The World Stroke Organization
- Abbreviation: WSO
- Named after: World Stroke Federation; International Stroke Society;
- Type: Non-governmental organization (NGO)
- Website: www.world-stroke.org

= World Stroke Organization =

The World Stroke Organization (WSO) is a non-profit medical association that works to raise awareness of prevention and treatment of stroke. The organization was founded in 2006 from the merging of two organizations previously in existence, the International Stroke Society (ISS) and the World Stroke Federation (WSF). Its membership consists of both professional individuals and organizations that share the WSO's goals.

==Mission==

The mission of the World Stroke Organization is to "provide access to stroke care and to promote research and teaching in this area that will improve the care of stroke victims throughout the world." The association also works to "increase visibility and credibility of its activities among stroke clinicians, researchers, other health professionals, international professional and lay organizations, and the general public."

==Activities==

World Stroke Congress

The WSO hosts a biennial congress that provides skill-building workshops to participants.
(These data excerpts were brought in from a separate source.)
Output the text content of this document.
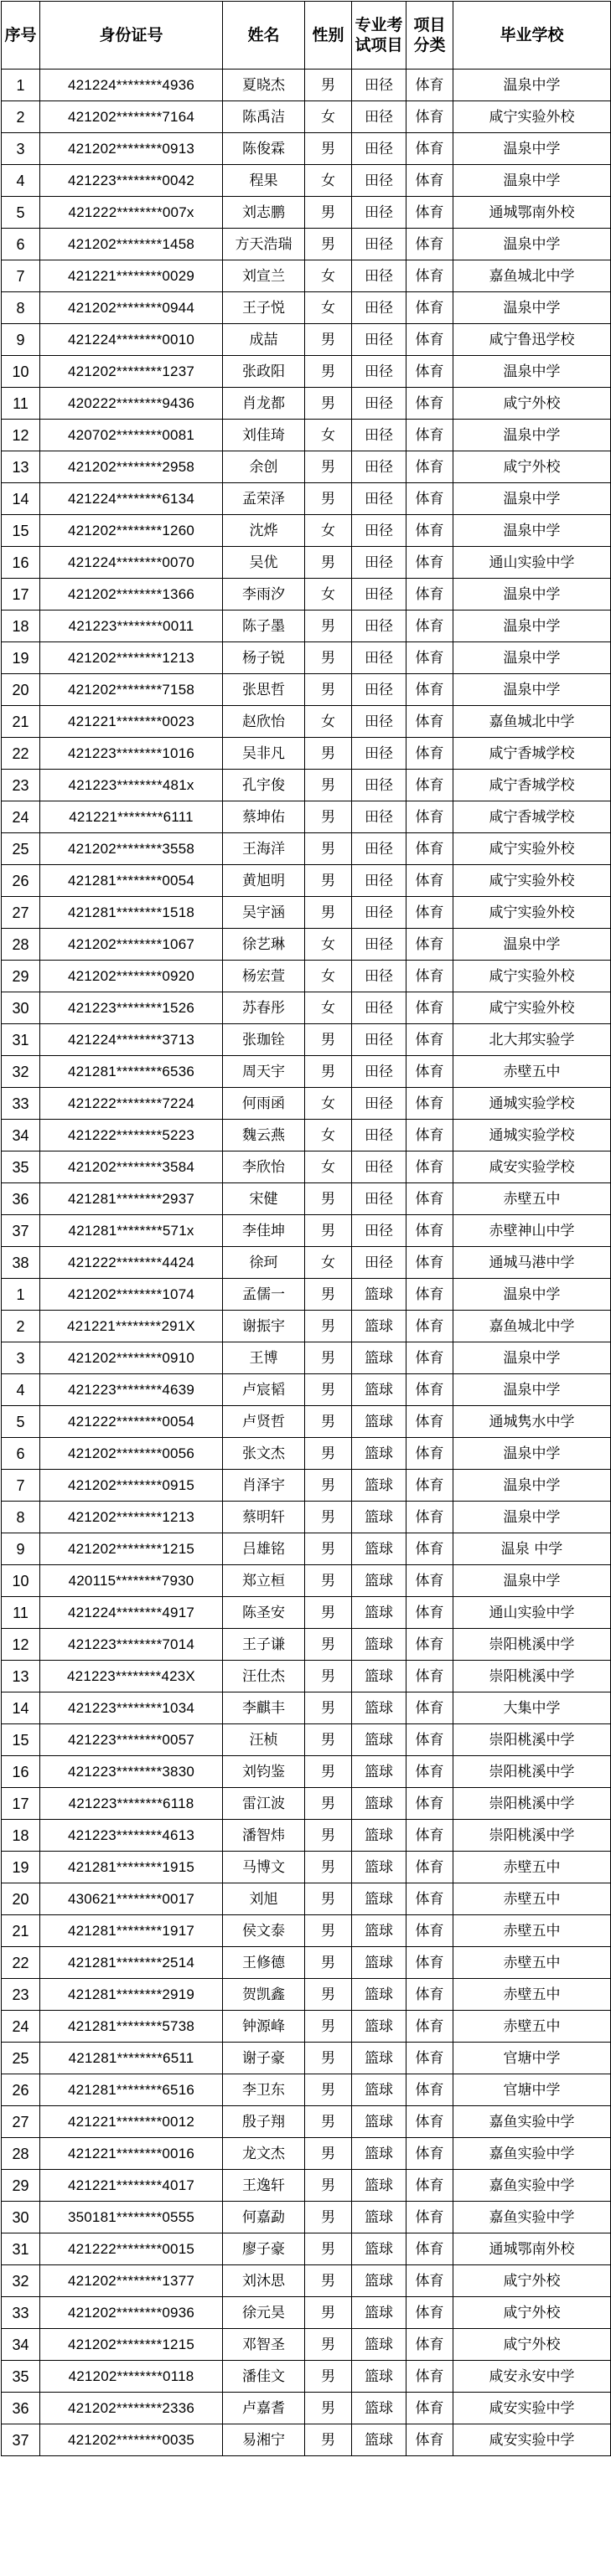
序号	身份证号	姓名	性别	专业考试项目	项目分类	毕业学校
1	421224********4936	夏晓杰	男	田径	体育	温泉中学
2	421202********7164	陈禹洁	女	田径	体育	咸宁实验外校
3	421202********0913	陈俊霖	男	田径	体育	温泉中学
4	421223********0042	程果	女	田径	体育	温泉中学
5	421222********007x	刘志鹏	男	田径	体育	通城鄂南外校
6	421202********1458	方天浩瑞	男	田径	体育	温泉中学
7	421221********0029	刘宣兰	女	田径	体育	嘉鱼城北中学
8	421202********0944	王子悦	女	田径	体育	温泉中学
9	421224********0010	成喆	男	田径	体育	咸宁鲁迅学校
10	421202********1237	张政阳	男	田径	体育	温泉中学
11	420222********9436	肖龙都	男	田径	体育	咸宁外校
12	420702********0081	刘佳琦	女	田径	体育	温泉中学
13	421202********2958	余创	男	田径	体育	咸宁外校
14	421224********6134	孟荣泽	男	田径	体育	温泉中学
15	421202********1260	沈烨	女	田径	体育	温泉中学
16	421224********0070	吴优	男	田径	体育	通山实验中学
17	421202********1366	李雨汐	女	田径	体育	温泉中学
18	421223********0011	陈子墨	男	田径	体育	温泉中学
19	421202********1213	杨子锐	男	田径	体育	温泉中学
20	421202********7158	张思哲	男	田径	体育	温泉中学
21	421221********0023	赵欣怡	女	田径	体育	嘉鱼城北中学
22	421223********1016	吴非凡	男	田径	体育	咸宁香城学校
23	421223********481x	孔宇俊	男	田径	体育	咸宁香城学校
24	421221********6111	蔡坤佑	男	田径	体育	咸宁香城学校
25	421202********3558	王海洋	男	田径	体育	咸宁实验外校
26	421281********0054	黄旭明	男	田径	体育	咸宁实验外校
27	421281********1518	吴宇涵	男	田径	体育	咸宁实验外校
28	421202********1067	徐艺琳	女	田径	体育	温泉中学
29	421202********0920	杨宏萱	女	田径	体育	咸宁实验外校
30	421223********1526	苏春彤	女	田径	体育	咸宁实验外校
31	421224********3713	张珈铨	男	田径	体育	北大邦实验学
32	421281********6536	周天宇	男	田径	体育	赤壁五中
33	421222********7224	何雨函	女	田径	体育	通城实验学校
34	421222********5223	魏云燕	女	田径	体育	通城实验学校
35	421202********3584	李欣怡	女	田径	体育	咸安实验学校
36	421281********2937	宋健	男	田径	体育	赤壁五中
37	421281********571x	李佳坤	男	田径	体育	赤壁神山中学
38	421222********4424	徐珂	女	田径	体育	通城马港中学
1	421202********1074	孟儒一	男	篮球	体育	温泉中学
2	421221********291X	谢振宇	男	篮球	体育	嘉鱼城北中学
3	421202********0910	王博	男	篮球	体育	温泉中学
4	421223********4639	卢宸韬	男	篮球	体育	温泉中学
5	421222********0054	卢贤哲	男	篮球	体育	通城隽水中学
6	421202********0056	张文杰	男	篮球	体育	温泉中学
7	421202********0915	肖泽宇	男	篮球	体育	温泉中学
8	421202********1213	蔡明轩	男	篮球	体育	温泉中学
9	421202********1215	吕雄铭	男	篮球	体育	温泉 中学
10	420115********7930	郑立桓	男	篮球	体育	温泉中学
11	421224********4917	陈圣安	男	篮球	体育	通山实验中学
12	421223********7014	王子谦	男	篮球	体育	崇阳桃溪中学
13	421223********423X	汪仕杰	男	篮球	体育	崇阳桃溪中学
14	421223********1034	李麒丰	男	篮球	体育	大集中学
15	421223********0057	汪桢	男	篮球	体育	崇阳桃溪中学
16	421223********3830	刘钧鉴	男	篮球	体育	崇阳桃溪中学
17	421223********6118	雷江波	男	篮球	体育	崇阳桃溪中学
18	421223********4613	潘智炜	男	篮球	体育	崇阳桃溪中学
19	421281********1915	马博文	男	篮球	体育	赤壁五中
20	430621********0017	刘旭	男	篮球	体育	赤壁五中
21	421281********1917	侯文泰	男	篮球	体育	赤壁五中
22	421281********2514	王修德	男	篮球	体育	赤壁五中
23	421281********2919	贺凯鑫	男	篮球	体育	赤壁五中
24	421281********5738	钟源峰	男	篮球	体育	赤壁五中
25	421281********6511	谢子豪	男	篮球	体育	官塘中学
26	421281********6516	李卫东	男	篮球	体育	官塘中学
27	421221********0012	殷子翔	男	篮球	体育	嘉鱼实验中学
28	421221********0016	龙文杰	男	篮球	体育	嘉鱼实验中学
29	421221********4017	王逸轩	男	篮球	体育	嘉鱼实验中学
30	350181********0555	何嘉勐	男	篮球	体育	嘉鱼实验中学
31	421222********0015	廖子豪	男	篮球	体育	通城鄂南外校
32	421202********1377	刘沐思	男	篮球	体育	咸宁外校
33	421202********0936	徐元昊	男	篮球	体育	咸宁外校
34	421202********1215	邓智圣	男	篮球	体育	咸宁外校
35	421202********0118	潘佳文	男	篮球	体育	咸安永安中学
36	421202********2336	卢嘉耆	男	篮球	体育	咸安实验中学
37	421202********0035	易湘宁	男	篮球	体育	咸安实验中学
In the past, congresses have attracted up to 2400 participants. Each year the WSO also endorses several conferences hosted by national regional societies that are members of the WSO.

World Stroke Campaign

The World Stroke Organization is responsible for the creation of World Stroke Day and its associated campaigns. World Stroke Day is held on 29 October each year.

World Stroke Academy

The World Stroke Organisation runs the World Stroke Academy, which is the global e-learning platform for stroke education.

==Publications==

The WSO produces the bimonthly International Journal of Stroke, published by SAGE. The journal contains both original contributions and topical reviews, focusing on the clinical aspects of stroke. It has an international focus, with editors from six different regions. The journal was created in 2005 and became the official publication of the WSO with the organization's creation in 2006.

==Board members==
There are 20 elected board members from ten regional zones.